We have heard about different apps and tools that identify our geolocation. These days, some of them are aimed to use the location data to support the response to the pandemic by indicating the spread of the virus as well as to notify individuals who may have been near someone who is eventually confirmed as a carrier of the virus. But where are the limits?

The systematic and large-scale monitoring of location may involve privacy concerns. In the context of a contact tracing application, the EDPB has underlined different aspects that should be taken into account:

  • Location data collected from electronic communication providers may only be transmitted to authorities or other third parties if they have been anonymised or prior consent of the users has been obtained.
  • In relation to anonymisation, appropriate measures should be in place to prevent the re-identification of users.
  • Instead of tracking the location of individuals, the tracing apps should use the proximity parameter.
  • The information collected by the app should remain on the terminal equipment and only relevant information should be collected when necessary.
  • In addition, the purposes must be specific and exclude further processing for purposes unrelated to the management of the pandemic.

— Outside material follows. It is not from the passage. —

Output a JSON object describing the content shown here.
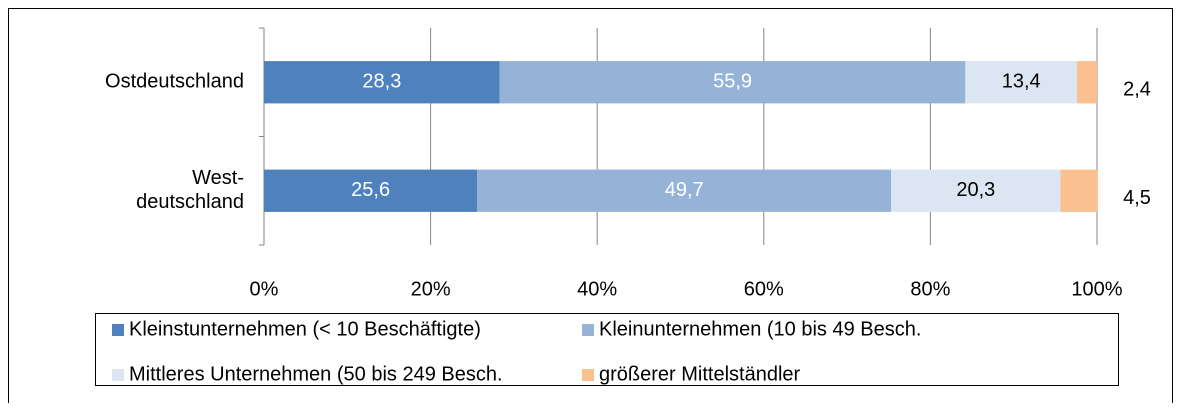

Who are the controllers of these applications?

The EDPB considers that the national health authorities could be the controllers, but if there are more actors involved in the deployment of the app, then their roles and responsibilities must be clearly explained to the users.

What is the legal basis to rely on? 

One of the main aspects that the guidelines point out is that the use of such applications must be strictly voluntary. However, this does not mean that the processing of personal data will necessarily be based on consent. When public authorities provide a service based on and in line with law requirements, the most relevant legal basis for the processing is the necessity for the performance of a task in the public interest.

In addition to the above, the EDPB has provided general guidance to designers of contact tracing apps, underlining that although any assessment must be carried out on a case-by-case basis, the following criteria should be considered:

  • It would be necessary to conduct a data protection impact assessment prior the deployment of the applications as they may result in a high risk to the rights and freedoms of individuals.
  • When a user is diagnosed infected with Covid19, only those individuals with whom the user has been in contact, should be informed.
  • This type of application requires to broadcast data that may be read by devices of other users. In this respect, only pseudonymous identifiers between users' mobile equipment, for example via the Bluetooth should be exchanged.
  • Identifiers must be renewed on a regular basis to reduce the risk of unauthorised tracking.